Women that have low levels of vitamin D an PCOS may have a higher incidence of insulin sensitivity and increased risk of developing Type 2 diabetes according to a 2020 study from the journal Frontiers in Endocrinology. (4)https://pubmed.ncbi.nlm.nih.gov/32296394/ In this study, the women with the lowest levels of vitamin D also had higher rates of insulin resistance and increased metabolic disease markers such as c-reactive protein and elevated total and LDL cholesterol and triglycerides.
Testosterone, Vitamin D and PCOS
Another vitamin D and PCOS meta-analysis study published in April 2020 in the journal of Experimental and Therapeutic Medicine (5)https://www.spandidos-publications.com/10.3892/etm.2020.8525 look at 11 previous studies on vitamin D and PCOS with a total of 483 participants.
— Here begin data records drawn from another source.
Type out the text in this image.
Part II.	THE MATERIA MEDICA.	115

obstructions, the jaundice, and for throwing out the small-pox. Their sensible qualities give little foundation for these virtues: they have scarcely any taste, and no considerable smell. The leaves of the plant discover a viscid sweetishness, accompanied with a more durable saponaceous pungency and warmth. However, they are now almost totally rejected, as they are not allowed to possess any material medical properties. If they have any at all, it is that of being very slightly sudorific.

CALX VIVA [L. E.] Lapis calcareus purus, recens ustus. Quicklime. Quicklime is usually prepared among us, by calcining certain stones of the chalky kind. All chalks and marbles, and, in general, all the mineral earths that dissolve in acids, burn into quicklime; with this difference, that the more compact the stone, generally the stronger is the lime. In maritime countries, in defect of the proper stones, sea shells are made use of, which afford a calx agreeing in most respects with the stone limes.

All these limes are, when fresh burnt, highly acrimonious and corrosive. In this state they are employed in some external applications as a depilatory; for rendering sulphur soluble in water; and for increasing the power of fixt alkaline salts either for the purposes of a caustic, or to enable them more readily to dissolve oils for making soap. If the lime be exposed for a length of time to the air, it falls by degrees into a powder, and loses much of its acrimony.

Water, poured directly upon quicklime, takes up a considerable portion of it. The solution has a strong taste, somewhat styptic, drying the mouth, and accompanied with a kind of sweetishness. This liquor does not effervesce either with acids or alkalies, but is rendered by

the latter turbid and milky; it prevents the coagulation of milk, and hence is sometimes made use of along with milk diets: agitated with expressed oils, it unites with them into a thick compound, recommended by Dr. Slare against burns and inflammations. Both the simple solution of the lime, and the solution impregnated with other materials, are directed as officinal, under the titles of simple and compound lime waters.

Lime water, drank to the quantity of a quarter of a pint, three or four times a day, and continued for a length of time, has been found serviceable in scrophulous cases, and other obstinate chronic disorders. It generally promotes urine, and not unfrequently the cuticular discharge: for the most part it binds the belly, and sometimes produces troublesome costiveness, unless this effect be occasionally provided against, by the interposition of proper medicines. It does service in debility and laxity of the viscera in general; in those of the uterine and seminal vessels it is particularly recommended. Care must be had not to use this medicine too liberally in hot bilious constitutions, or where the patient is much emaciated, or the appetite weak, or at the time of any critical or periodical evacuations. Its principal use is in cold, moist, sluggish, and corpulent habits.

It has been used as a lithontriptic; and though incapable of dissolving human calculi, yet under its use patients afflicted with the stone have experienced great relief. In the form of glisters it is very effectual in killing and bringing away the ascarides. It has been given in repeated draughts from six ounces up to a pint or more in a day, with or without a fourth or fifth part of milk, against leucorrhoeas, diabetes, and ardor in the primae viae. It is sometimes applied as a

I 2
In reviewing these 11 studies, the researchers found that vitamin D supplementation decreased testosterone levels, improved insulin resistance, and some cholesterol measurements in the PCOS and vitamin D supplement groups. There was no noticeable difference
Depression, Vitamin D and PCOS
Many women that have PCOS also suffer from depression and there does also appear to be a correlation between low levels of vitamin D and depression. (6)https://www.ncbi.nlm.nih.gov/pmc/articles/PMC2908269/ Just because researchers found that people with depression also have low levels of vitamin D, it doesn’t necessarily mean causation. The low levels of vitamin D may not have caused the depression (or the reverse, where depression causes the lower levels of vitamin D).
But there is research that shows that parts of the brain do have vitamin D receptors so there is continuing research looking at the impact of vitamin D on mood and memory.
Calcium, Vitamin D and PCOS
One problem with looking at the effect of a single supplement on a disease is many vitamins and minerals work synergistically and not in isolation. Vitamin D and calcium (as well as Vitamin K2 for heart health) often work together. Someone who is low in both vitamin D and calcium may not see much improvement if they only supplement vitamin D without also supplementing calcium. A 2015 study in the Clinical Nutritional journal looked specifically at the impact of supplementing either vitamin D, calcium or both in women with PCOS and found that the women that received both vitamin D and calcium supplementation for eight weeks had a more significant improvement in their insulin sensitivity than the women that only had either vitamin D or calcium supplemented. (7)https://pubmed.ncbi.nlm.nih.gov/25300649/
Should you take a Vitamin D supplement if you have PCOS?
Unfortunately, simply taking a daily vitamin D supplement won’t make your PCOS disappear overnight. That doesn’t mean that there are not some health benefits of taking a vitamin D supplement if you have low vitamin D levels, just don’t expect that vitamin D pill to magically reverse your PCOS as well.
The causes for polycystic ovarian disease are a little more complicated that replacing vitamin D with either more sun exposure or with a pill.
It’s important to remember that PCOS is fundamentally a metabolic disease that we believe is caused by insulin resistance that then sets off a cascade of other hormone dysfunction, ultimately ending up with infertility, weight gain, and excessive hair growth (hirsutism) due to higher than normal testosterone levels.
While medications can definitely help with most of the symptoms with PCOS, any treatment for PCOS should also focus on reversing insulin sensitivity as well.
I spend a lot of time talking with patients about making lifestyle changes with PCOS (and other metabolic diseases). Low carbohydrate diets like a well-formulated ketogenic diet can help with weight loss and PCOS. Intermittent fasting can help with weight loss and with improving insulin sensitivity.